A: Amazon Textract is currently available in the US East (Northern Virginia), US East (Ohio), US West (Oregon), US West (N. California), EU (Ireland), EU (London), and Asia Pacific (Sydney).
Q: Does Amazon Textract work with AWS CloudTrail?
A: Yes. Amazon Textract supports logging of the following actions as CloudTrail events - DetectDocumentText, AnalyzeDocument, StartDocumentTextDetection, StartDocumentAnalysis, GetDocumentTextDetection, and GetDocumentAnalysis. For more details, please see Logging Amazon Textract API Calls with AWS CloudTrail.
Q: How does Amazon Textract count the number of pages processed?
A: An image (PNG or JPEG) counts as a single page. For PDFs, each page in the document is counted as a page processed.
Q: Which APIs am I charged for with Amazon Textract?
A: Refer to the Amazon Textract pricing page to learn more about pricing.
Q: How much does Amazon Textract cost?
A: Amazon Textract charges you based on the number of pages and images processed. For more information, visit the pricing page.
Q: Does Amazon Textract participate in the AWS Free Tier?
A: Yes. As part of the AWS Free Usage Tier, you can get started with Amazon Textract for free. New customers can analyze up to 1,000 pages per month using the Detecting Document Text API and up to 100 pages per month using the Analyze Document API, for the first three months.
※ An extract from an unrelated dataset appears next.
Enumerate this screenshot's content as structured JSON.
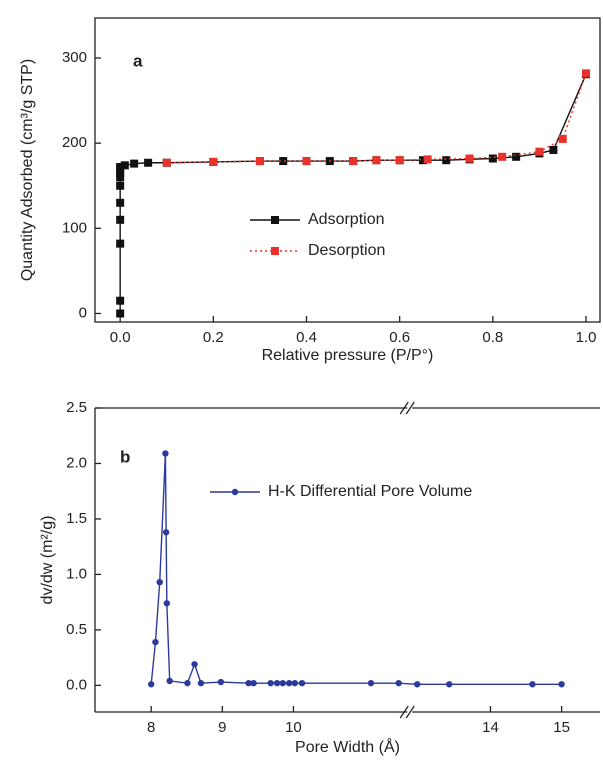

Q: Do your prices include taxes?
A: For details on taxes, please see Amazon Web Services Tax Help.
Q. Are document and image inputs processed by Amazon Textract stored, and how are they used by AWS?
A: Amazon Textract may store and use document and image inputs processed by the service solely to provide and maintain the service and to improve and develop the quality of Amazon Textract and other Amazon machine-learning/artificial-intelligence technologies. Use of your content is necessary for continuous improvement of your Amazon Textract customer experience, including the development and training of related technologies. We do not use any personally identifiable information that may be contained in your content to target products, services or marketing to you or your end users. Your trust, privacy, and the security of your content are our highest priority and we implement appropriate and sophisticated technical and physical controls, including encryption at rest and in transit, designed to prevent unauthorized access to, or disclosure of, your content and ensure that our use complies with our commitments to you. Please see https://aws.amazon.com/compliance/data-privacy-faq/ for more information.
Q. Can I delete images and documents stored by Amazon Textract?
A: Yes. You can request deletion of document and image inputs associated with your account by contacting AWS Support. Deleting image and document inputs may degrade your Amazon Textract experience.
Q: Who has access to my content that is processed and stored by Amazon Textract?
A: Only authorized employees will have access to your content that is processed by Amazon Textract. Your trust, privacy, and the security of your content are our highest priority, and we implement appropriate and sophisticated technical and physical controls, including encryption at rest and in transit, designed to prevent unauthorized access to, or disclosure of, your content and ensure that our use complies with our commitments to you. Please see https://aws.amazon.com/compliance/data-privacy-faq/ for more information.
Q: Do I still own my content that is processed and stored by Amazon Textract?
A: Yes. You always retain ownership of your content, and we will only use your content with your consent.
Q: Is Amazon Textract HIPAA eligible?
Yes, AWS has expanded its HIPAA compliance program to include Amazon Textract as a HIPAA eligible service. If you have an executed Business Associate Agreement (BAA) with AWS, you can use Amazon Textract to extract text including protected health information (PHI) from images.